Generally speaking, innerHTML is a significantly faster approach for generating large trees of elements, especially on IE. This was less of a problem in Ext JS 3.x because many parts of the UI were just markup and not first-class components. This meant much more of the DOM was created via innerHTML. In Ext JS 4.0, now that almost everything you can see is a component, this balance has greatly shifted towards the use of createElement.
The strategy for optimal rendering performance then is to render the entire component tree into markup in one pass and insert that into the DOM with one write to innerHTML.
In our initial tests, this approach further reduces total time by 20%-30%:
- layout: 230ms
- getStyle: 100ms (3222 calls, down by another 322)
- render: 180ms (varies between 150ms and 300ms)
- Total time: 950ms (a 2.5x to 3x overall improvement)
After all that back-story, even the most patient reader is probably thinking:
We are looking at two important areas where these changes will impact existing code...
This all sounds wonderful... and we are all certainly glad that the development team hasn't been ignoring our cries, but what does it mean to me and my code? Beyond the whole 'faster is better' thing...
Impact on Custom Layouts
Significant refactoring will be necessary for a layout class to participate in the new scheme. We don't imagine that too many folks in the community are writing custom layouts, but those that have will have some work to do. The amount of refactoring necessary will depend on how closely the layout follows the read/calculate/write division used throughout Ext JS 4.
For example, the box layout (the base for hbox and vbox) required several "spot" changes, but remained structurally very much the same. The same was true of the dock layout. These layouts are two of the most complex layouts, so we are optimistic that the changes will not be overly drastic in most cases.
Impact on Custom Components
More importantly is how bulk rendering will effect custom components and at the center of this is the onRender method.

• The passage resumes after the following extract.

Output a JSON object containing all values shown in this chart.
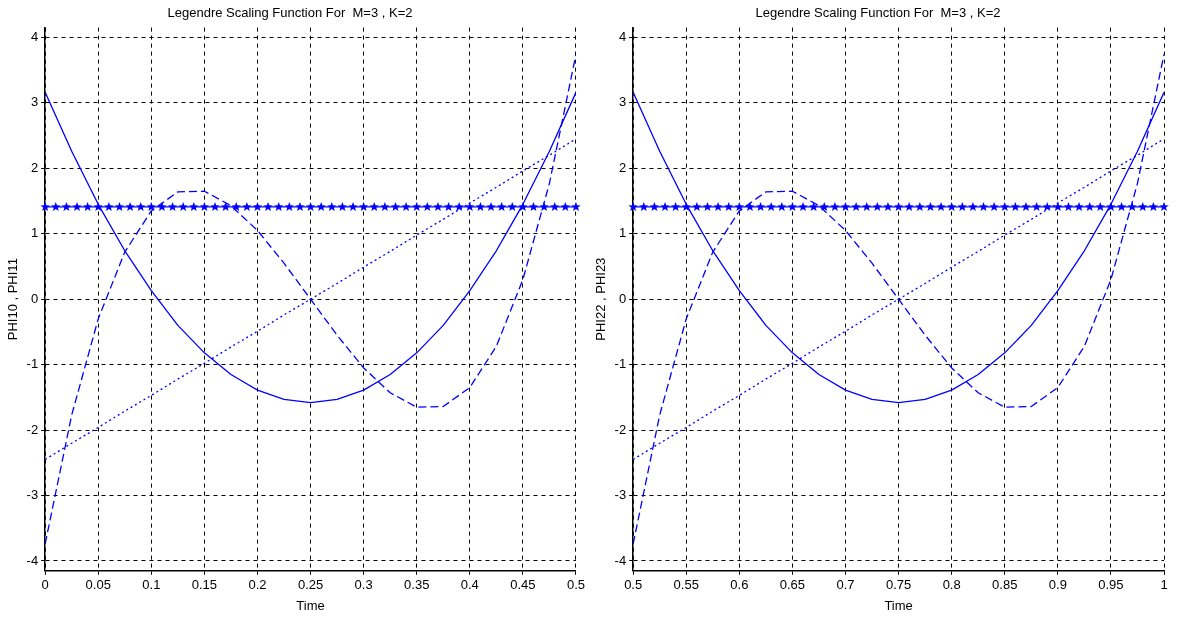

Currently, onRender is overridden for two very different purposes:
The first use case is unaffected by this refactor, though overriding initEvents (now supported by all components) may often be a better choice. The second use case, however, will not work with bulk rendering. Instead, such code will need to move to the new beforeRender method.
- To do work that requires the component's elements to exist (like adding listeners), after first calling the base class.
- To make last minute modifications that effect the rendering, before calling the base class.
Detailed information will follow at a later date. We are only now in the early stages of this effort. Rather than wait for all the details to be sorted out, implemented and documented, we wanted to get feedback on the general approach.
What are your concerns, questions, suggestions?